Effects on People's Health. By reducing the incentive to buy expensive coverage and increasing the incentive to buy insurance plans that require people to pay more out of pocket, all three of the alternatives analyzed here would reduce the amount of care received and worsen some people's health. That conclusion is supported by an experiment conducted by the RAND Corporation from 1974 to 1982 in which nonelderly participants were randomly assigned to health insurance plans (Newhouse and the Insurance Experiment Group 1993). The experiment showed that plans requiring more out-of-pocket payments reduced the use of both effective and less-effective care, as defined by a team of physicians. Differences in out-of-pocket requirements had no effect on most participants' health, but among the poorest and sickest participants, those who faced no requirements of that kind were healthier by some measures than those who did.
Effects on Employers' and Workers' Decisions About Health Care Coverage. By increasing the tax liability of people enrolled in high-cost employment-based plans more than the excise tax would, the alternatives considered here would probably increase the financial burden on some people with substantial health problems. In particular, some employers and workers would avoid the increased tax liability by shifting to plans with lower premiums and more limited benefits, which would increase costs the most for people who used the most services.
In general, workers with higher income face higher income tax rates and are more likely to enroll in plans with high premiums. Therefore, limiting the exclusion from income taxation, as the third alternative would do, would reduce that benefit more for people with higher income. The first and second alternatives, which would limit the exclusion not only for income taxation but also for payroll taxation, would still increase tax liabilities more for higher-income people, on average, because they tend to enroll in plans with higher premiums.
Under all three alternatives, employees of firms that had a less healthy workforce or that operated in an area with above-average health care costs would be more likely to see their tax liability increase. In higher-cost areas, those increases in people's tax liability might exert pressure on health care providers and insurers to reduce prices or decrease unnecessary care.

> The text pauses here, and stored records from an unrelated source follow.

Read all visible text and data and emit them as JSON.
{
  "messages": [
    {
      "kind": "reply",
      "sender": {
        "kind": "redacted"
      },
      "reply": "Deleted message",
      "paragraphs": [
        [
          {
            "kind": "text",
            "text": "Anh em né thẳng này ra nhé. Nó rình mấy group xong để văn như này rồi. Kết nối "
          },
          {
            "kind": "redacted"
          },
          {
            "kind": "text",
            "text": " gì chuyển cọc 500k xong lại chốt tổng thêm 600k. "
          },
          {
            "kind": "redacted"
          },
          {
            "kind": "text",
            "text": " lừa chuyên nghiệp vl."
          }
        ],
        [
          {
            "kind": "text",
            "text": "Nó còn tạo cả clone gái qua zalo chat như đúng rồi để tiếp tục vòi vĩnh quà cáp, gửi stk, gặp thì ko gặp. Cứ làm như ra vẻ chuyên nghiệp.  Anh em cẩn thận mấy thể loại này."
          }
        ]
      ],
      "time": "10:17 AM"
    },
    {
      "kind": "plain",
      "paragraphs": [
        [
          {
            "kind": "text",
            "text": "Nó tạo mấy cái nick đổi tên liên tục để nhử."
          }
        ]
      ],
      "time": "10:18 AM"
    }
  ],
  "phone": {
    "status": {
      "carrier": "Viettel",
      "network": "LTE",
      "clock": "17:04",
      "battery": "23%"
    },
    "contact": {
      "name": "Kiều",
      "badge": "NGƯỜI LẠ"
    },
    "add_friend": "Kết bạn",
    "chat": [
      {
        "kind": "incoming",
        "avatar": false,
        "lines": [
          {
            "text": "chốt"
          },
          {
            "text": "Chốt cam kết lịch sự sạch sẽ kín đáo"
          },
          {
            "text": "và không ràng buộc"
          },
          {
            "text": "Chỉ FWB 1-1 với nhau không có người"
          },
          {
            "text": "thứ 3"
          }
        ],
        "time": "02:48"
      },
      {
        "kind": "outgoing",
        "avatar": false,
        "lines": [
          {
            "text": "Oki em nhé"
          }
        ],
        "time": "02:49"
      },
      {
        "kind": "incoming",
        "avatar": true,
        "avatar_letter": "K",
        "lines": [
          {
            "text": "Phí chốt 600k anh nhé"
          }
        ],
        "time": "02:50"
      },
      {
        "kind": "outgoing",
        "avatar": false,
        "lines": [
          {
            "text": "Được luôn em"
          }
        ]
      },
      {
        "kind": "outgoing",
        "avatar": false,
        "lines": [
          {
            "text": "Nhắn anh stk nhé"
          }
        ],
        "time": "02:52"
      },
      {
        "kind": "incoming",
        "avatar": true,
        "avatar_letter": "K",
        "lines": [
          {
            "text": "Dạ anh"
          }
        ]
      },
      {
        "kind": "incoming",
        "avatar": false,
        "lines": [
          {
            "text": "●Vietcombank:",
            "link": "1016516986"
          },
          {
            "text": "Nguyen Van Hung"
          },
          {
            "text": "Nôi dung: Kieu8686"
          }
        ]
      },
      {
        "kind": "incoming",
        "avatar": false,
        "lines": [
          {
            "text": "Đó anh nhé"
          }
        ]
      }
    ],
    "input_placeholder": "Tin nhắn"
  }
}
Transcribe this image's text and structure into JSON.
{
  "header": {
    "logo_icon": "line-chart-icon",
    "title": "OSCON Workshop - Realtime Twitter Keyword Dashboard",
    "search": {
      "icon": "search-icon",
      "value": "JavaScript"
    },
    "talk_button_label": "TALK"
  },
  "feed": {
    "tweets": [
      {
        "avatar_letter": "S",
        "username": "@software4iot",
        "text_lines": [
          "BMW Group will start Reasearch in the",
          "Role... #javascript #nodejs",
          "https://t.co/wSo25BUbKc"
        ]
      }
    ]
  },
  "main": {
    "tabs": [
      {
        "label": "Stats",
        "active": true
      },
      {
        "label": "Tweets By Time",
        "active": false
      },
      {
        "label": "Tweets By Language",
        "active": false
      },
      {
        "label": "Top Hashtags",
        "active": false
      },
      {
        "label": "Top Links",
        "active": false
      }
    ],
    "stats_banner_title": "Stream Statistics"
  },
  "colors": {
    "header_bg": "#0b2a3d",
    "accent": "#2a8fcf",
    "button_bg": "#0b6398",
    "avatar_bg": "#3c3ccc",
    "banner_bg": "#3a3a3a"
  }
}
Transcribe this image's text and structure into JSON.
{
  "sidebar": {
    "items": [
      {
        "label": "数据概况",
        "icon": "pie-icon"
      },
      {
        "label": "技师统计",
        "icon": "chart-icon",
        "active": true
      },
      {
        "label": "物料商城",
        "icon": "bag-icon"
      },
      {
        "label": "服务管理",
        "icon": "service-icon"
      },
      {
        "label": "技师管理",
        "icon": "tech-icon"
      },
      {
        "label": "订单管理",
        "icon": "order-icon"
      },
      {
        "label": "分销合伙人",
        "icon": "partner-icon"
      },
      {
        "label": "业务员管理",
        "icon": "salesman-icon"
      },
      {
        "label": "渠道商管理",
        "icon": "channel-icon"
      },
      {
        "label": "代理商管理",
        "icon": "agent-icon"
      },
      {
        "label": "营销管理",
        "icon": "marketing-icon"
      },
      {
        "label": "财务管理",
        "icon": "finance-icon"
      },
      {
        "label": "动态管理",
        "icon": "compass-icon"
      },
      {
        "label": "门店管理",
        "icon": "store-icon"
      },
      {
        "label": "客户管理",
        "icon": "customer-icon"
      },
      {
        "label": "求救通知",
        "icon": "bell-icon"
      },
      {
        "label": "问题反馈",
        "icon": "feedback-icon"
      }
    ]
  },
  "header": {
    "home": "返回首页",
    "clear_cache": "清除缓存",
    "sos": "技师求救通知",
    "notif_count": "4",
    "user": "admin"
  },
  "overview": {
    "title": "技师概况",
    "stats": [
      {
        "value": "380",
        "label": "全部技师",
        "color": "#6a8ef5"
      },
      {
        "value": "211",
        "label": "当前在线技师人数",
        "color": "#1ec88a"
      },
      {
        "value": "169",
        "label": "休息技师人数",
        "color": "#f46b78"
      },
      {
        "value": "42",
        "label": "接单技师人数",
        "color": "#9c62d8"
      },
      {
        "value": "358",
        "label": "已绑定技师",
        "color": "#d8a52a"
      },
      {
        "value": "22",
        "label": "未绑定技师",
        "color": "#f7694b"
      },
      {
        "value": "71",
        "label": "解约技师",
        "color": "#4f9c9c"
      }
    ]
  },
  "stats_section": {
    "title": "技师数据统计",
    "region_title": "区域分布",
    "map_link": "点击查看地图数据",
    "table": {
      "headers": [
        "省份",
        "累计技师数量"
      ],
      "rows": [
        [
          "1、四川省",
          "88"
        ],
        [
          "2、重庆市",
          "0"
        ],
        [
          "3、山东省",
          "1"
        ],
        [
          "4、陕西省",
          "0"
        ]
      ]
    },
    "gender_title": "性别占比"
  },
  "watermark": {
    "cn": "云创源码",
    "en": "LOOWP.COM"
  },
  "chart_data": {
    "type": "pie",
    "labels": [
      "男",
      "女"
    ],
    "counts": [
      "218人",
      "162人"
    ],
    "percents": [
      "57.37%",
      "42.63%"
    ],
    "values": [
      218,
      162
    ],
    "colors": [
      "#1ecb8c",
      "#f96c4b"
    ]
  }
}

Although these alternatives would reduce total spending on health care, they would increase after-tax premiums for some people enrolled in employment-based insurance, particularly those whose premiums were above the limits imposed by each alternative and who therefore would be paying taxes on that portion of their premiums for the first time. In addition, because all three alternatives would impose a limit on the exclusion that was lower than the excise tax thresholds that are scheduled to go into effect under current law, employers would have a heightened incentive to keep premiums low, which could cause them to refrain from hiring older workers (who tend to spend more on health care and to raise average premiums) or to reduce the compensation of older workers. That effect would be particularly likely among employers with fewer employees over whom to spread risks.
Effects on the Number of Uninsured People. The tax increases in these alternatives would lead fewer employers to offer health insurance. Although most people whose employers stopped offering health insurance would instead buy coverage in the nongroup market, either in the health insurance marketplaces or elsewhere, CBO and JCT anticipate that some workers would forgo coverage.